Some countries have instituted a national eHealth agency, typically headed by a technocrat; and these seem to be doing a wonderful job in steering their national digital health implementations. A notable example is the US Office of the National Coordinator for Health Information Technology (ONC).
With no offense intended, many would agree that the heads of the national eHealth agencies are not in Bush’s mould. Most might be competent managers, seasoned technocrats, or even technically sound engineers, but there is a high probability that few had experience as private sector entrepreneurs, inventors or industrialists. I was privileged to meet an ex- ONC’s technocrat back in 2007, though an experienced physician, his resume did not include these qualities.
The constant changing of the ONC’s technocrats, suggest that they were not fully delivering on the HITECH Act objectives.
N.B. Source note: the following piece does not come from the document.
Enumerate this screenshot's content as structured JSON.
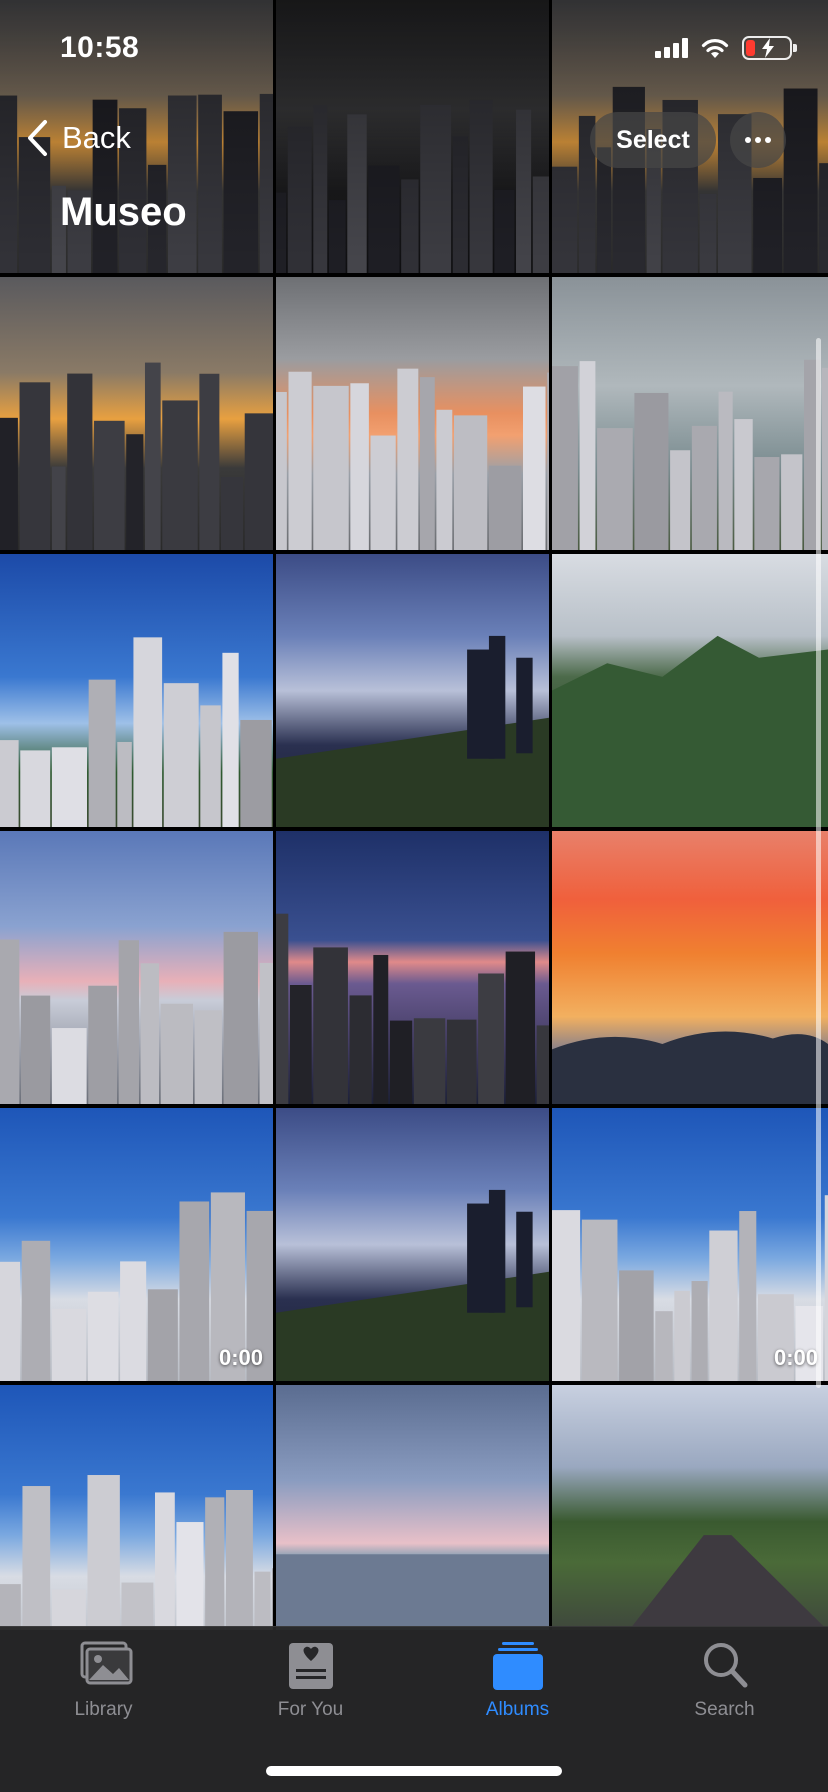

They, perhaps, were not multi-talented and entrepreneurial managers; all-embracing organiser; who can foster timely innovations, and can, keep apace with organisational upheavals and technological changes. And, suggestively, there is nothing to indicate that the newly appointed ONC’s czar, an experienced technocrat, possesses the requisite business or industrial experience.
Perhaps, the expanding national eHealth implementation in China will provide us with a prospect of witnessing a successful scale. China’s plan is ambitious for its large population size and geographical expanse, but its rapidly rising digital industrial base, gives room for optimism and for breeding talents and technologies.
Forging digital health
The digital world was envisioned by Vannevar Bush back in the 1940s, but, getting digital health innovations to scale and sustain are still a struggle.
An organisation, in the kind of OSRD, is suggested as paramount for harnessing and utilising digital health’s might for fighting global battles against diseases and contagions. Marshalling the latent power of Big Data, in its self alone, can both empower and enable scientists and engineers to smartly and preparedly deal with and tackle these battles. For instance, there are always rooms for creating game-changing therapeutic or diagnostic technologies. And to accomplish these, digital health implementations, must be manned by hybrid-skilled and resolute managers and leaders. Who must as Bush, be as much visionary and entrepreneurial, in order to spur creativity and marshal large-scale implementations.
Vannevar Bush, as an organiser and a manager, brought to bear his multidisciplinary experience as, an entrepreneur, an industrialist, a technocrat, an engineer; and a scientist. He harnessed the ingenuity and resourcefulness of a crisis to set a solid and generative foundation for America’s still unrivalled scientific, entrepreneurial and industrial leadership. Individually and collaboratively, he employed men, machines and money to alter the course of technological and human advancements. His ideas for innovation-fostering institutions in education, industry and government are still inspiring for solving today’s challenges.
eHealth managers can learn from Professor Bush surprisingly technology shortsightedness. His display of a lukewarm attitude towards the prospects of the then emerging satellite and missile technologies, mentioned in his aforementioned Biography, must be avoided.
The scaling and sustaining of an eHealth implementation, require a resolute leader and a patient manager. Such a person must emulate Vannevar Bush or Sir Henry Tizard, as an organiser of science and an administrator of technology inventions and utilisations.
Digital health trade must be facilitated, as the US and UK did during the 2nd World War, but, it is advisable that managers master global chains' complexities and potential vulnerabilities.